Fahrtkosten behinderter Menschen als außergewöhnliche Belastung

Bei erheblich gehbehinderten Steuerpflichtigen (GdB von mindestens 80 oder GdB von mindestens 70 und Merkzeichen "G") sind Aufwendungen für durch die Behinderung veranlasste unvermeidbare Fahrten als außergewöhnliche Belastungen anzuerkennen, soweit sie nachgewiesen oder glaubhaft gemacht werden und angemessen sind. Im allgemeinen wird vom Finanzamt ein Aufwand für Fahrten bis zu 3.000 km im Jahr als angemessen angesehen.


Bei außergewöhnlich gehbehinderten Steuerpflichtigen (Merkzeichen "aG"), Blinden (Merkzeichen "Bl") und Hilflosen (Merkzeichen "H") dürfen in den Grenzen der Angemessenheit nicht nur die Aufwendungen für durch die Behinderung veranlasste unvermeidbare Fahrten, sondern auch für Freizeit-, Erholungs- und Besuchsfahrten abgezogen werden. Die tatsächliche Fahrleistung ist nachzuweisen oder glaubhaft zu machen. Eine Fahrleistung von mehr als 15.000 km im Jahr liegt in aller Regel nicht mehr im Rahmen des Angemessenen.

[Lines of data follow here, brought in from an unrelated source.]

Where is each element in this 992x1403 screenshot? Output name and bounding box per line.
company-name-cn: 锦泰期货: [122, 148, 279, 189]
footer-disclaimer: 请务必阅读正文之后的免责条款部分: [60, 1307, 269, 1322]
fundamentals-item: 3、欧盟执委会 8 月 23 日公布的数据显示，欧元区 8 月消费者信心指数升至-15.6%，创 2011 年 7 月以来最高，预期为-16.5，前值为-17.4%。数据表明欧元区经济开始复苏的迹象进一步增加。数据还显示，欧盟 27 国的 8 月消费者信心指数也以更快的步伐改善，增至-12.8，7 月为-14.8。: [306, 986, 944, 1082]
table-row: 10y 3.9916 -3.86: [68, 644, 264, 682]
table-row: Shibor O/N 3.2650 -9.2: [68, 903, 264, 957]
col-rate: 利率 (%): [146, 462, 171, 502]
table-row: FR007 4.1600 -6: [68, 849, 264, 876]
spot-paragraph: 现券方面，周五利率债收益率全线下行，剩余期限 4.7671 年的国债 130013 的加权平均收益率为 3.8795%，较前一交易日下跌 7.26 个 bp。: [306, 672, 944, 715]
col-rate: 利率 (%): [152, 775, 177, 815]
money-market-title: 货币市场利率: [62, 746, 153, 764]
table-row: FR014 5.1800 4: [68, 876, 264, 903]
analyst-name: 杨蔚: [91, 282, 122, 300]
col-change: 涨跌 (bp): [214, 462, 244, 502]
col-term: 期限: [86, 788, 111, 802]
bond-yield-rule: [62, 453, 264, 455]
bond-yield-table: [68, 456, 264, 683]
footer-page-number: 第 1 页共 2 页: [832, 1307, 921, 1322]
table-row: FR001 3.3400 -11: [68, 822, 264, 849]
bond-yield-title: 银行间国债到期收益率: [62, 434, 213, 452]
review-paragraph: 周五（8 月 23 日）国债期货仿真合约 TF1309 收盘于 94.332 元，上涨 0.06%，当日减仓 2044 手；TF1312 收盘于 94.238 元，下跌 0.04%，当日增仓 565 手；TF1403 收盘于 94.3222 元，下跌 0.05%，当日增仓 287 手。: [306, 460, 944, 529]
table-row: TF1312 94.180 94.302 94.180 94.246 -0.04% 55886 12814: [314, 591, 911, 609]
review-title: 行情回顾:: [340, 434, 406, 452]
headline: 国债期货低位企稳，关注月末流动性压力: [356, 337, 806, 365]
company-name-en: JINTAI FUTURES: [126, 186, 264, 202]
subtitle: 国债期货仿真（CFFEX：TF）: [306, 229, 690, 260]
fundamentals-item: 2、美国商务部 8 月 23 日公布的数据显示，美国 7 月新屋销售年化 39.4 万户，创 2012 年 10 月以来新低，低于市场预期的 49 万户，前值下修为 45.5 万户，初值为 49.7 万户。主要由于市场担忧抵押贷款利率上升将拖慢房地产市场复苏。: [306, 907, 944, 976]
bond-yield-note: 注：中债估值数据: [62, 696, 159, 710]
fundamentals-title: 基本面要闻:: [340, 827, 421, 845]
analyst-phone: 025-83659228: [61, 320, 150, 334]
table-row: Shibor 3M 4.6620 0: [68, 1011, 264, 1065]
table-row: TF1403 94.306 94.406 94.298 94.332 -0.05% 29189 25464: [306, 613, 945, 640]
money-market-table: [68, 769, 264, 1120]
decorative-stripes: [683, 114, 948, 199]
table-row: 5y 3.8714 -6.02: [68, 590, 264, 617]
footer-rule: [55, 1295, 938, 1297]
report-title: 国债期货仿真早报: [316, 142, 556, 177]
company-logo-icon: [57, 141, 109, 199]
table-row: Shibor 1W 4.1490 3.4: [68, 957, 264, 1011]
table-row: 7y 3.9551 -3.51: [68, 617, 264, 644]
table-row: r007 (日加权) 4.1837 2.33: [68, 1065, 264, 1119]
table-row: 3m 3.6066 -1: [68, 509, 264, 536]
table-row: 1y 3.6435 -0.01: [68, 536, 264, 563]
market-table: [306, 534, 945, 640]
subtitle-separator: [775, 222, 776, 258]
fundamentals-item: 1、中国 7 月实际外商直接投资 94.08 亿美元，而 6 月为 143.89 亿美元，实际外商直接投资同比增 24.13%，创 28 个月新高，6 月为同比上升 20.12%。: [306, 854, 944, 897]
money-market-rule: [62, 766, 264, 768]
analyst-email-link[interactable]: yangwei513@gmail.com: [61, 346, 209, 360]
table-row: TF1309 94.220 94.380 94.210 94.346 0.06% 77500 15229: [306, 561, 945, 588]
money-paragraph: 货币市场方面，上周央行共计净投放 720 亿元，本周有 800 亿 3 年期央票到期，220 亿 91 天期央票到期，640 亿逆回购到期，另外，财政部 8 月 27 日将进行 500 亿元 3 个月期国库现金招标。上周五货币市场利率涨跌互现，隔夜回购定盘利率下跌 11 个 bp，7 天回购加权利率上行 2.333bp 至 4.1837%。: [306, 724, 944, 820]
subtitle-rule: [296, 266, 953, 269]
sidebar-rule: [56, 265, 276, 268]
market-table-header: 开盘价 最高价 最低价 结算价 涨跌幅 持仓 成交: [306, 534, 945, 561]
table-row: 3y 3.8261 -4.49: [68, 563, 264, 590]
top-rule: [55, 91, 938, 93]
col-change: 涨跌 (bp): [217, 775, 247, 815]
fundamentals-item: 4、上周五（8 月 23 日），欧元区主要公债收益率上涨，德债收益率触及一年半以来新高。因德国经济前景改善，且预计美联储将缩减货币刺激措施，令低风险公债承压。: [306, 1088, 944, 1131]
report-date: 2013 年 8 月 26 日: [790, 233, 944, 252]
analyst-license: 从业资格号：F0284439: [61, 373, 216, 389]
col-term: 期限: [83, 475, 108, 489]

Das Finanzamt berücksichtigt einen Aufwand von bis zu 0,30 EUR/km. Werden neben den Aufwendungen für Privatfahrten mit dem eigenen Pkw auch solche für andere Verkehrsmittel (z.B. für Taxis) geltend gemacht, wird die als angemessen anzusehende jährliche Fahrleistung von 3.000 km bzw. von bis zu 15.000 km entsprechend gekürzt.


Die berücksichtigungsfähigen privaten Fahrtkosten sind um die zumutbare Belastung zu kürzen.